IMO, thats the only way to go.
 
   / Cost of heating a shop #7  
I too would say look at the closed cell foam spray on, and add a 2nd layer of open cell foam on inside with a final top coat to fill up to level with closed cell.

lots of ways to do it, the polystyrene can mold between layers if moisture gets in between wood and it.

Mark
 
   / Cost of heating a shop
  • Thread Starter
#8  
Lots of good information here. Thanks guys!

Good snag on the insulation amounts quoted especially on the ceiling. I'll bump it up! The real question is what the monthly cost difference would be for heating/cooling a SIP (way tight) vs pole barn (much less tight with less 'effective' R values) structure of this size. I'm trying to justify the SIP path on the numbers alone - something that may not be possible.
 
Last edited:
   / Cost of heating a shop #9  
Spray foam it. You live in Iowa so go geothermal.
 
   / Cost of heating a shop #10  
I think a big factor will be the type of openings and how they are used.

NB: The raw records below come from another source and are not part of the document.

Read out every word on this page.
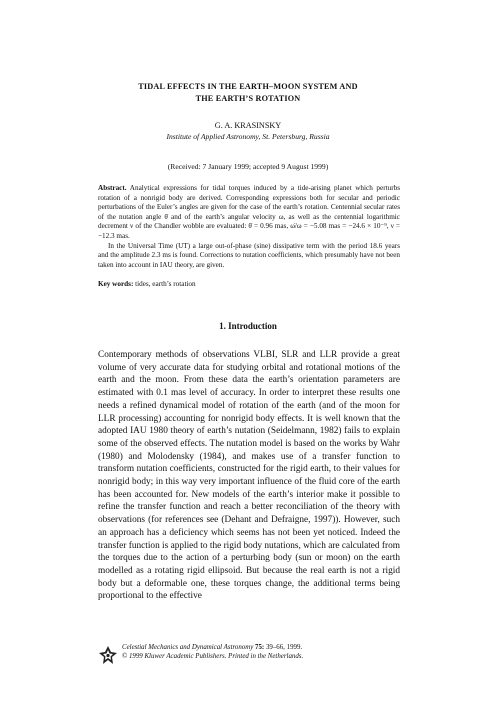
TIDAL EFFECTS IN THE EARTH–MOON SYSTEM AND
THE EARTH’S ROTATION
G. A. KRASINSKY
Institute of Applied Astronomy, St. Petersburg, Russia
(Received: 7 January 1999; accepted 9 August 1999)

Abstract. Analytical expressions for tidal torques induced by a tide-arising planet which perturbs rotation of a nonrigid body are derived. Corresponding expressions both for secular and periodic perturbations of the Euler’s angles are given for the case of the earth’s rotation. Centennial secular rates of the nutation angle θ̇ and of the earth’s angular velocity ω, as well as the centennial logarithmic decrement ν of the Chandler wobble are evaluated: θ̇ = 0.96 mas, ω̇/ω = −5.08 mas = −24.6 × 10⁻⁹, ν = −12.3 mas.

In the Universal Time (UT) a large out-of-phase (sine) dissipative term with the period 18.6 years and the amplitude 2.3 ms is found. Corrections to nutation coefficients, which presumably have not been taken into account in IAU theory, are given.

Key words: tides, earth’s rotation
1. Introduction

Contemporary methods of observations VLBI, SLR and LLR provide a great volume of very accurate data for studying orbital and rotational motions of the earth and the moon. From these data the earth’s orientation parameters are estimated with 0.1 mas level of accuracy. In order to interpret these results one needs a refined dynamical model of rotation of the earth (and of the moon for LLR processing) accounting for nonrigid body effects. It is well known that the adopted IAU 1980 theory of earth’s nutation (Seidelmann, 1982) fails to explain some of the observed effects. The nutation model is based on the works by Wahr (1980) and Molodensky (1984), and makes use of a transfer function to transform nutation coefficients, constructed for the rigid earth, to their values for nonrigid body; in this way very important influence of the fluid core of the earth has been accounted for. New models of the earth’s interior make it possible to refine the transfer function and reach a better reconciliation of the theory with observations (for references see (Dehant and Defraigne, 1997)). However, such an approach has a deficiency which seems has not been yet noticed. Indeed the transfer function is applied to the rigid body nutations, which are calculated from the torques due to the action of a perturbing body (sun or moon) on the earth modelled as a rotating rigid ellipsoid. But because the real earth is not a rigid body but a deformable one, these torques change, the additional terms being proportional to the effective

Celestial Mechanics and Dynamical Astronomy 75: 39–66, 1999.
© 1999 Kluwer Academic Publishers. Printed in the Netherlands.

The SIP big advantage is how well "sealed" the building is - do a heat load calculation and you will find that most heating $'s are for incoming air through doors, windows, cracks etc in the envelope. The SIP will minimize this, but if you have several large overhead doors and they are open for any period of time the delta you see with the SIP vs the standard pole barn insulation approach will be minimal.

Spray foam in the pole barn will help seal up the package but same concern related to openings.

To get your answer for cost you will need to do a load estimate to determine expected power usage and then apply electricity cost and mechanical efficiency ratings to determine net cost and delta.

I have thermocore SIPs on my house and absolutely would use them again - that said they do nothing for me where I have windows and doors and in my heat load analysis my power requirements for the package associated with heat transfer through the walls using SIPs vs blown cellulose was ~ 10% of total.
My heat load for air infiltration (assumed a very tight house with SIPs -.6 ach, and typical for blown cellulose - 3 ach) was 40% of total for a delta!

My neighbors pole barn sits high on hill like my house and when the typical 30+ mph wind is blowing here I find very few breezes in my house, his pole barn though (with large blanket fiberglass batts and minimal caulking) it is very windy inside the building with doors closed (obviously not 30mph windy, but feels like fans are turned on).

My key point is to focus on sealing the building 1st once that is covered then you will start to see benefit with higher insulation value although diminishing return - the SIPs can help seal the building but at a cost, and if the building can't be sealed (due to many openings etc) then I wouldn't waste the $'s for the SIPs.